Maggie supposed she should be grateful that at least he had on breeches.
Well, Trumbull had warned them this man liked his drink.
“Your sister?” Connor prompted impatiently.
“Why?” Diggs glanced skeptically from him to Maggie, eyeing their upper-class garb. “Wot’s she done now?”
“She hasn’t done anything,” Maggie said in a gentler tone. “We are concerned that she might be in danger—”
“Oh, she’ll be in danger, all right, next time she shows her face around ’ere, the little slut.”
Maggie jolted. And she thought her sibling was bad! At least Delia had never called her such a name.
“Why do you say that?” Connor demanded.
“Never mind it.” As he warily scrutinized them, Diggs’s glance flicked to the two fine carriages with gleaming horses and liveried footmen standing at the ready. “Who are you lot?”
Finally recovering her tongue, Maggie nodded politely toward Connor. “This gentleman used to be your sister’s employer.”
“Ohhh, I see.” The stinky fellow looked Connor up and down. “So it’s your fault, then.”
“Pardon?” Maggie asked in surprise.
Diggs pointed at Connor, who was scowling. “He sacked her, and now she’s ended up a whore.”
“Mind your tongue in front of the lady,” Connor ordered.
“Beggin’ your pardon, ma’am,” the man corrected sarcastically. “A soiled dove.” Then he gave Connor a cold look. “I hope you’re pleased with yourse
lf, sir. Not that I’m surprised. In the end, it’s probably all she’s good for, anyway. Chit’s barely got a brain in her head.”
Maggie was nonplussed.
“Do you know where she’s working?” Connor growled.

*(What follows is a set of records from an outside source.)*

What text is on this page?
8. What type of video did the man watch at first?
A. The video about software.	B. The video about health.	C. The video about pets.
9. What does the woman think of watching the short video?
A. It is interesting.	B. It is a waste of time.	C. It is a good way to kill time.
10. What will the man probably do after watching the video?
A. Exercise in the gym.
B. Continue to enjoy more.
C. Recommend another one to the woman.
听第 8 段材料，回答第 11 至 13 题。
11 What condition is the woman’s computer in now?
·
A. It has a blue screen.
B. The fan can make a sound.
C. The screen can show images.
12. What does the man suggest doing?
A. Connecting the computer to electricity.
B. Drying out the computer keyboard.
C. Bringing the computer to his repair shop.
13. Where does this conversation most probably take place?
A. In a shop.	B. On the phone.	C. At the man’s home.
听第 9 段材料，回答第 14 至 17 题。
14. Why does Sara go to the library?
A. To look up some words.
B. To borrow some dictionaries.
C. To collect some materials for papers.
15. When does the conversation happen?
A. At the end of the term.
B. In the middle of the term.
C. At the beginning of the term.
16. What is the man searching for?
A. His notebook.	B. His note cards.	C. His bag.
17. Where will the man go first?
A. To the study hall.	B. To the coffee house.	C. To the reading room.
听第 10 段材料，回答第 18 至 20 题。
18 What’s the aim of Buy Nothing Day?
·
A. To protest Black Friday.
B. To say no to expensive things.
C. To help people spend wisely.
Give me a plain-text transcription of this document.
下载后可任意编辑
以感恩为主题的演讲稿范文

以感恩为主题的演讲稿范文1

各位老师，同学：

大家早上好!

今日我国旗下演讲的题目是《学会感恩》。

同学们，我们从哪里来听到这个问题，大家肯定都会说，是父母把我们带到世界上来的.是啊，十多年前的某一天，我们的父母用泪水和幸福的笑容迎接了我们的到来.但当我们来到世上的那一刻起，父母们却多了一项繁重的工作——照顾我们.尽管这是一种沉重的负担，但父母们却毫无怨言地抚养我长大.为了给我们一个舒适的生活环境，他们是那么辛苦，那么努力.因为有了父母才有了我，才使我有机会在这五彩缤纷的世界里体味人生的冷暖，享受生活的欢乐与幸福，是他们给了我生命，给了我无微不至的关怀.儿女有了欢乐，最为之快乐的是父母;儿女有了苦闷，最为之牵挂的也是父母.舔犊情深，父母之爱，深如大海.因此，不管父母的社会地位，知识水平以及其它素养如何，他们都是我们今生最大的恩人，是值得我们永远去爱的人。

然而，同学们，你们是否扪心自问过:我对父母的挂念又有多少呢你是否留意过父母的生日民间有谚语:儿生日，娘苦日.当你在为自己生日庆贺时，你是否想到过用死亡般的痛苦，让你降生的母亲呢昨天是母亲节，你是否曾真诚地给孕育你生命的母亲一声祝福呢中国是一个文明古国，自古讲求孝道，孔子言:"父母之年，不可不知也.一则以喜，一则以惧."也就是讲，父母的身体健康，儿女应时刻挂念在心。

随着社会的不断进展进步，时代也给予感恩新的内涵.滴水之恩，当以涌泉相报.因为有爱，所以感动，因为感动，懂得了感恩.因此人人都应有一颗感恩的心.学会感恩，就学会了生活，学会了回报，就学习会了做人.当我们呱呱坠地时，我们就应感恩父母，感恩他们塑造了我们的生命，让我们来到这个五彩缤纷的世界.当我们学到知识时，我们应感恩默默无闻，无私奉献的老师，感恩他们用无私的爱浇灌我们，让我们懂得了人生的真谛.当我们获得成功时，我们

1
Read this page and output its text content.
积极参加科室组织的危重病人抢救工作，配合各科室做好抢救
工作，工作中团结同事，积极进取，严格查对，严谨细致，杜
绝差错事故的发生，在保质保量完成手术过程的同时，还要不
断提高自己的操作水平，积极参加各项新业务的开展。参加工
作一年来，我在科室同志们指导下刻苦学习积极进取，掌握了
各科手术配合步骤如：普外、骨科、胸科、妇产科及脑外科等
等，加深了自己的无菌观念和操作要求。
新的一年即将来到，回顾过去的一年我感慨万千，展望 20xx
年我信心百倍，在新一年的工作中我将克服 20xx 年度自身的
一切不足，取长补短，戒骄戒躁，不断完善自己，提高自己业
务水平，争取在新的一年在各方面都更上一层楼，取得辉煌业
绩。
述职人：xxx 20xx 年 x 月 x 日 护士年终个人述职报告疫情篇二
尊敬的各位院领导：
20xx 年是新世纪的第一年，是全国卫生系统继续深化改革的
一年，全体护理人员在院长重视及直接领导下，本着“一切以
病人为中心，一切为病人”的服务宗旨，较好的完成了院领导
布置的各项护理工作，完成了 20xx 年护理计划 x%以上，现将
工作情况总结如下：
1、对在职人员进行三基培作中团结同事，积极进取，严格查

“Are you joking?” Diggs retorted. “I’m her brother! If I did, I’d have dragged her out by her hair months ago, wouldn’t I? But she’s hiding from me, see. Knows I’ll tan her hide. Little numbskull. Useless, she is. Only way to manage that girl, beat some sense into her.”
Maggie’s jaw dropped, and Connor’s fist clenched, but Diggs noticed neither, dismissing the whole matter with a weary wave of his hand.
“Eh, let her make her living on her back for all I care. Just another mouth to feed. But that little simpleton had better not show up here with some faceless fool’s brat in her belly, that I can tell you. Because I’ll send ’em both on to the workhouse.”
“If you see her”—Connor’s voice sounded slightly strained with the effort to hold his anger in check—“will you have her call on me at Amberley House?”
“Aye, I suppose,” Diggs grumbled. “But if you see her first, you tell Saffie that our mum’s rollin’ over in her grave with what she’s gone and done. Now, if you fine people will excuse me. The mill closes late and opens early, and some of us have to work nights.”
Slam!
Maggie blinked as the door banged shut in their faces.
Connor and she both stared at it for a moment, then glanced at each other, speechless. “Well!” he finally said. “What a charming fellow.”
Maggie shook off her astonishment, still marveling at the man’s casual brutality. “I daresay Mr. Trumbull was not exaggerating after all.”
“Criminy,” Will muttered from behind them. He shook his head, looking stunned and saddened at what his little friend had had to endure. Penelope shook her head.
Then they all turned away and headed back slowly toward the carriages.
“Saffie’s not simple,” Will muttered. “She just daydreams all the time.”